Swigging unconvincingly from the bottle, the Democratic senator for Massachusetts introduced Bruce, her husband. “This is my sweetie,” she said as he wandered into shot. “He’s the best.”
The 69-year-old’s awkward attempt at folksiness triggered eye-rolls in sections of the US media. Headlines mocked her “unplanned” beer moment as a cringe-inducing.
But personal live broadcasting – especially from the kitchen – looks set to be the tool every Democratic presidential hopeful wants to embrace.
In 2016, Donald Trump’s Twitter feed was the defining media platform of the election race. In 2020, Facebook and Instagram “lives” look set to play the same role.
Beto O’Rourke, the poster boy of Left-leaning America, hotly tipped for the White House after almost beating Ted Cruz to a Senate seat in Texas, has perfected the skill. In the run-up to that November midterms he was live broadcasting so frequently that Texas newspapers dubbed it “Betovision”.

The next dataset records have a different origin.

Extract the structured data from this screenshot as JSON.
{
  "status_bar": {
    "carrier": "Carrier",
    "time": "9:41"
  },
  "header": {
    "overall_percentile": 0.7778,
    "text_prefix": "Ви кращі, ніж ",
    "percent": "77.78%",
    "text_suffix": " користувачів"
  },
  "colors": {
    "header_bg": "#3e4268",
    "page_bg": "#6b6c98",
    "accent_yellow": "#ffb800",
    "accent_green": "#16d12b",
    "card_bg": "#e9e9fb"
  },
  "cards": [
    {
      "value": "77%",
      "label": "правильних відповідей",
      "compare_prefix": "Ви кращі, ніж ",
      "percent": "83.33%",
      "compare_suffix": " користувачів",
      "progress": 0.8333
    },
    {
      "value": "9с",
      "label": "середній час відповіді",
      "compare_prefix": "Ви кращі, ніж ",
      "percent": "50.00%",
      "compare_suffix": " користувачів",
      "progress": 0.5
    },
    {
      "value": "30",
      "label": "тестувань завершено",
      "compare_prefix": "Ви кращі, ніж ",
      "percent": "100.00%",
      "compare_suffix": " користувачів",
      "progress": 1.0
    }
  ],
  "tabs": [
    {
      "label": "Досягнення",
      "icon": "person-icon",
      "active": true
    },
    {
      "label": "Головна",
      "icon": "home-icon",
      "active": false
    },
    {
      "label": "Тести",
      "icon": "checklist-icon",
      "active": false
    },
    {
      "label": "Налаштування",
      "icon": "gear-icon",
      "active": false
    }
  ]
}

Bernie Sanders and Joe Biden, two septuagenarians among the favourites for the 2020 Democrat presidential nomination, have also been dabbling in their own broadcasting, albeit not live.
Alexandria Ocasio-Cortez, the 29-year-old democratic socialist who became the youngest woman elected to Congress in November, is among the early adopters of self-broadcasting.
While she is not running for the White House, her live streaming – taking questions as she cooks and dances to R&B – has been noted by colleagues.
But Will Marshall, president of the centrist Progressive Policy Institute, said: “The candidates who most excite millennial activists on social media are probably not the people who are going to have the broadest possible appeal to the electorate.”